Il n’a fait partie d’aucune école en particulier, ni d’un quelconque mouvement pictural. Son travail n’a pas été apprécié à son époque , mais il fut découvert, et propice à un certain intérêt, durant le milieu du XXe siècle. Il est fort possible qu’il ait légué une partie de son travail à la Bibliothèque Nationale de France pour justement être reconnu et considéré par d’autres dans le futur.

Le mouvement surréaliste posera, en effet, sur son œuvre et son style bien particulier, un regard très différent , plus compréhensif que ceux du passé, plus averti surtout, ce qui aura pour conséquence de le faire revenir sur le devant de la scène.

Il a traversé l’époque de Louis XV,   l’Ancien Régime, puis la Révolution et l’Empire. Lui c’est le mystérieux, mythique, éclectique, complexe, original, extravagant, fantaisiste aussi parfois, mais très érudit :  Jean-Jacques Lequeu, qui fait partie des architectes utopiques amateurs, assez incroyablement géniaux il faut bien le reconnaître, de nos jours quasi mythique , et qui est mort méconnu et dans le dénuement le plus total.

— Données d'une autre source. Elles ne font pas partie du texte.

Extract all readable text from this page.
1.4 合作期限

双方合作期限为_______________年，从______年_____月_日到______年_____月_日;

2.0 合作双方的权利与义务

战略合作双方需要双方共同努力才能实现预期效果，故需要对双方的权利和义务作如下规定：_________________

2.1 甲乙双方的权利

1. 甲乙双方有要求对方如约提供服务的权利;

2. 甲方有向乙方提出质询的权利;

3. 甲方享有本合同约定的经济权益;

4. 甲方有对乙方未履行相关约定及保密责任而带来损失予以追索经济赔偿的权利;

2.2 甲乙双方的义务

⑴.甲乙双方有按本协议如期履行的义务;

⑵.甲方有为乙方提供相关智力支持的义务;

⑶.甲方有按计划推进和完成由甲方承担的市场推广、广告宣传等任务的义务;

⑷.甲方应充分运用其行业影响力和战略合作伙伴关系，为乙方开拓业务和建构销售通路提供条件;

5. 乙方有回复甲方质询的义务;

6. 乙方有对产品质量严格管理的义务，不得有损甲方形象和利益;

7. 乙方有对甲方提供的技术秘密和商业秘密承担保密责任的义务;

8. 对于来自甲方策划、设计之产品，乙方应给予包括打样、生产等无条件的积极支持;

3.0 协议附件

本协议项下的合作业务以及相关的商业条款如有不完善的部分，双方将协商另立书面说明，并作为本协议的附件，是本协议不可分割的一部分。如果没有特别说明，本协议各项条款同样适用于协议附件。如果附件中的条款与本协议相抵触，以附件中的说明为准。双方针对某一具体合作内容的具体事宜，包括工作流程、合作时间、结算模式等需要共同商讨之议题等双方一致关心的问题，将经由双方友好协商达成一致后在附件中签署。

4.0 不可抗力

Il reste évident que l’on sait peu de choses finalement sur lui  et ce même si depuis le XIXe siècle beaucoup d’intellectuels, d’historiens de l’art etc… ont essayé de tout faire pour mieux le découvrir, ce qui a permis de se faire,  par conséquent,  une petite idée du personnage. Il a laissé des dessins ( très détaillés, méticuleux) , des documents, des lavis, des archives le concernant, mais là encore d’une part ( sauf le don fait à la BNF) une grande partie de sa collection a été dispersée, et d’autre part  il n’y a, bien souvent , pas de date ce qui apporte une difficulté de plus,

C’est au milieu du XXe siècle qu’un historien venu de Vienne, Emil Kaufmann, va le redécouvrir. Il le qualifiera de révolutionnaire , que ce soit en tant qu’homme et en tant qu’artiste ( visionnaire est plus juste dans ce dernier cas ) , un qualificatif qui va lui rester mais qu’il faut vraiment utiliser pour lui à dose homéopathique parce que révolutionnaire ( en tant qu’homme )  il ne l’a pas été à son époque et même si il a montré des signes pouvant laisser supposer qu’il pouvait avoir quelques affinités avec la Révolution, ses idées politiques n’ont jamais été bien déterminées parce qu’à chaque changement de gouvernement, elles évoluaient.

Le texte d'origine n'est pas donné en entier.